Michele Abruzzo

In February 2019, he graduated cum laude with an M.Sc. in Mechanical Engineering from the University of Pisa, defending an experimental thesis on the design and dynamic characterization of a power-recirculating gear test rig. Subsequently, as an independent vibration-analysis consultant, he conducted detailed forced-response studies of mechanical transmission systems, produced Campbell diagrams, and quantified gyroscopic effects in loaded gear trains.

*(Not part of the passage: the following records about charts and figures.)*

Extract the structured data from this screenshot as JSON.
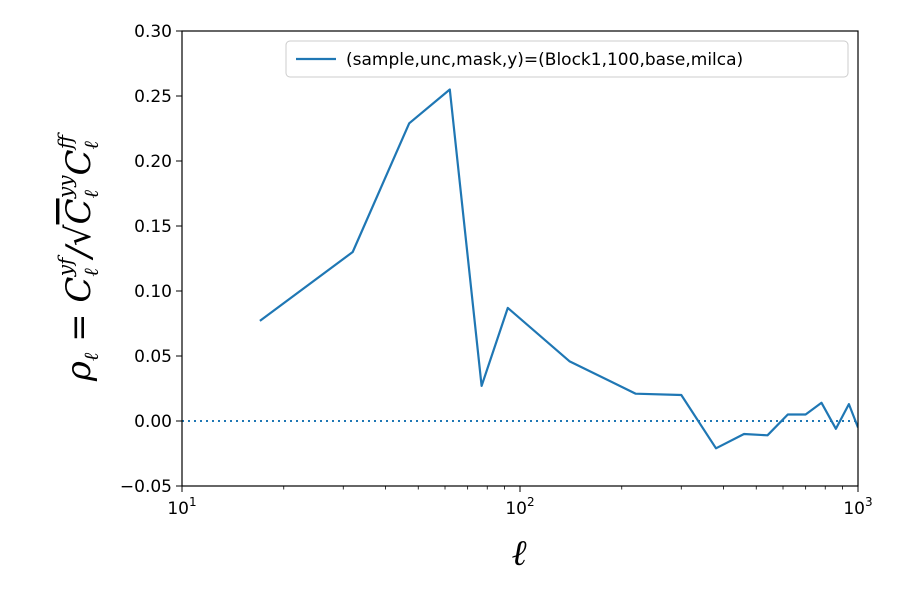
{
  "chart_data": {
    "type": "line",
    "xscale": "log",
    "xlim": [
      10,
      1000
    ],
    "ylim": [
      -0.05,
      0.3
    ],
    "xlabel": "ℓ",
    "ylabel": "ρℓ = Cℓ^yf / √(Cℓ^yy Cℓ^ff)",
    "x_ticks": [
      {
        "value": 10,
        "base": "10",
        "exp": "1"
      },
      {
        "value": 100,
        "base": "10",
        "exp": "2"
      },
      {
        "value": 1000,
        "base": "10",
        "exp": "3"
      }
    ],
    "y_ticks": [
      {
        "value": -0.05,
        "label": "−0.05"
      },
      {
        "value": 0.0,
        "label": "0.00"
      },
      {
        "value": 0.05,
        "label": "0.05"
      },
      {
        "value": 0.1,
        "label": "0.10"
      },
      {
        "value": 0.15,
        "label": "0.15"
      },
      {
        "value": 0.2,
        "label": "0.20"
      },
      {
        "value": 0.25,
        "label": "0.25"
      },
      {
        "value": 0.3,
        "label": "0.30"
      }
    ],
    "reference_line": {
      "y": 0.0,
      "style": "dotted"
    },
    "legend_position": "top-right",
    "series": [
      {
        "name": "(sample,unc,mask,y)=(Block1,100,base,milca)",
        "color": "#1f77b4",
        "x": [
          17,
          32,
          47,
          62,
          77,
          92,
          140,
          220,
          300,
          380,
          460,
          540,
          620,
          700,
          780,
          860,
          940,
          1000
        ],
        "y": [
          0.077,
          0.13,
          0.229,
          0.255,
          0.027,
          0.087,
          0.046,
          0.021,
          0.02,
          -0.021,
          -0.01,
          -0.011,
          0.005,
          0.005,
          0.014,
          -0.006,
          0.013,
          -0.005
        ]
      }
    ]
  }
}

In November 2019, he began his Ph.D. in Industrial Engineering (Mechanical curriculum) at the University of Pisa. His research focused on the development of multi-degree-of-freedom dynamic models and lumped-parameter representations for gear transmissions, the experimental identification of damping coefficients using laser interferometry and Digital Image Correlation (DIC), and the iterative optimization of gear-tooth profiles to reduce noise and vibration. Between 2021 and 2022, he collaborated with Baker Hughes on the static and dynamic characterization of metallic and composite coupling systems. On 23 February 2023, he defended his dissertation—“Innovative Models for Characterizing the Dynamic Response of Mechanical Transmission Systems”—and was awarded the Ph.D. with unanimous “excellent cum laude.”

Since December 2022, he has held a Research Fellowship in Mechanical Technology (SSD ING-IND/16) at the Department of Civil and Industrial Engineering, University of Pisa. His principal research activities encompass both the dynamic modeling of power transmissions and advanced manufacturing processes. He has investigated metal additive manufacturing workflows—analyzing how energy density, scan strategy, and powder composition influence the static and fatigue performance, surface finish, and mechanical integrity of aluminum and Inconel 718 components—through static/fatigue testing, ping tests, and surface integrity analyses. Since February 2023, he has also contributed to the EU-funded GigaGreen project, developing parametric finite-element models of Li-ion battery electrodes, including both standard and femtosecond-laser-textured surfaces, to simulate active-material expansion, contraction, and mechanical response (compression, bending, peel). These studies aim to establish guidelines for laser-based surface functionalization. His work bridges rigorous experimental methodologies with advanced digital simulations, ensuring a strong integration of theoretical insight and engineering practice.

Concurrently, he delivers lectures and laboratory sessions for the courses “Tecnologia Meccanica” and “Fondamenti di Tecnologia per la Produzione.” Since 2023, he has also been a co-instructor for the course “Disegno e Tecnologia” within the Professional Bachelor’s degree programme in Tecniche per la Meccanica e la Produzione. To date, he has supervised two bachelor’s theses and six master’s theses.